PART 438_MANAGED CARE--Table of Contents

 

        Subpart D_Quality Assessment and Performance Improvement

 

Sec.  438.242  Health information systems.



    (a) General rule. The State must ensure, through its contracts, that 

each MCO and PIHP maintains a health information system that collects, 

analyzes, integrates, and reports data and can achieve the objectives of 

this subpart. The system must provide information on areas including, 

but not limited to, utilization, grievances and appeals, and 

disenrollments for other than loss of Medicaid eligibility.

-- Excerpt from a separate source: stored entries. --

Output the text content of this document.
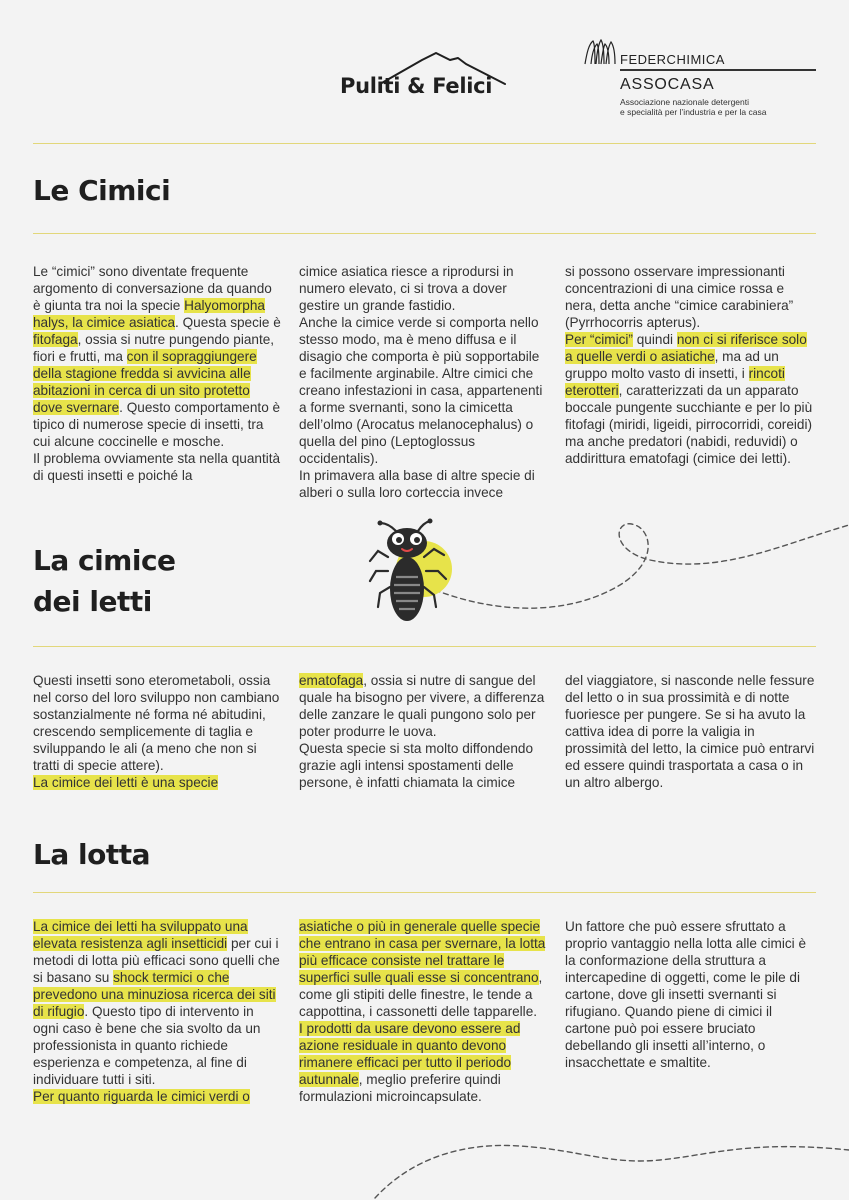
Puliti & Felici
FEDERCHIMICA
ASSOCASA
Associazione nazionale detergenti
e specialità per l’industria e per la casa
Le Cimici
Le “cimici” sono diventate frequente argomento di conversazione da quando è giunta tra noi la specie Halyomorpha halys, la cimice asiatica. Questa specie è fitofaga, ossia si nutre pungendo piante, fiori e frutti, ma con il sopraggiungere della stagione fredda si avvicina alle abitazioni in cerca di un sito protetto dove svernare. Questo comportamento è tipico di numerose specie di insetti, tra cui alcune coccinelle e mosche.
Il problema ovviamente sta nella quantità di questi insetti e poiché la
cimice asiatica riesce a riprodursi in numero elevato, ci si trova a dover gestire un grande fastidio.
Anche la cimice verde si comporta nello stesso modo, ma è meno diffusa e il disagio che comporta è più sopportabile e facilmente arginabile. Altre cimici che creano infestazioni in casa, appartenenti a forme svernanti, sono la cimicetta dell’olmo (Arocatus melanocephalus) o quella del pino (Leptoglossus occidentalis).
In primavera alla base di altre specie di alberi o sulla loro corteccia invece
si possono osservare impressionanti concentrazioni di una cimice rossa e nera, detta anche “cimice carabiniera” (Pyrrhocorris apterus).
Per “cimici” quindi non ci si riferisce solo a quelle verdi o asiatiche, ma ad un gruppo molto vasto di insetti, i rincoti eterotteri, caratterizzati da un apparato boccale pungente succhiante e per lo più fitofagi (miridi, ligeidi, pirrocorridi, coreidi) ma anche predatori (nabidi, reduvidi) o addirittura ematofagi (cimice dei letti).
La cimice
dei letti
Questi insetti sono eterometaboli, ossia nel corso del loro sviluppo non cambiano sostanzialmente né forma né abitudini, crescendo semplicemente di taglia e sviluppando le ali (a meno che non si tratti di specie attere).
La cimice dei letti è una specie
ematofaga, ossia si nutre di sangue del quale ha bisogno per vivere, a differenza delle zanzare le quali pungono solo per poter produrre le uova.
Questa specie si sta molto diffondendo grazie agli intensi spostamenti delle persone, è infatti chiamata la cimice
del viaggiatore, si nasconde nelle fessure del letto o in sua prossimità e di notte fuoriesce per pungere. Se si ha avuto la cattiva idea di porre la valigia in prossimità del letto, la cimice può entrarvi ed essere quindi trasportata a casa o in un altro albergo.
La lotta
La cimice dei letti ha sviluppato una elevata resistenza agli insetticidi per cui i metodi di lotta più efficaci sono quelli che si basano su shock termici o che prevedono una minuziosa ricerca dei siti di rifugio. Questo tipo di intervento in ogni caso è bene che sia svolto da un professionista in quanto richiede esperienza e competenza, al fine di individuare tutti i siti.
Per quanto riguarda le cimici verdi o
asiatiche o più in generale quelle specie che entrano in casa per svernare, la lotta più efficace consiste nel trattare le superfici sulle quali esse si concentrano, come gli stipiti delle finestre, le tende a cappottina, i cassonetti delle tapparelle.
I prodotti da usare devono essere ad azione residuale in quanto devono rimanere efficaci per tutto il periodo autunnale, meglio preferire quindi formulazioni microincapsulate.
Un fattore che può essere sfruttato a proprio vantaggio nella lotta alle cimici è la conformazione della struttura a intercapedine di oggetti, come le pile di cartone, dove gli insetti svernanti si rifugiano. Quando piene di cimici il cartone può poi essere bruciato debellando gli insetti all’interno, o insacchettate e smaltite.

    (b) Basic elements of a health information system. The State must 

require, at a minimum, that each MCO and PIHP comply with the following:

    (1) Collect data on enrollee and provider characteristics as 

specified by the State, and on services furnished to enrollees through 

an encounter data system or other methods as may be specified by the 

State.

    (2) Ensure that data received from providers is accurate and 

complete by--

    (i) Verifying the accuracy and timeliness of reported data;

    (ii) Screening the data for completeness, logic, and consistency; 

and

    (iii) Collecting service information in standardized formats to the 

extent feasible and appropriate.

    (3) Make all collected data available to the State and upon request 

to CMS, as required in this subpart.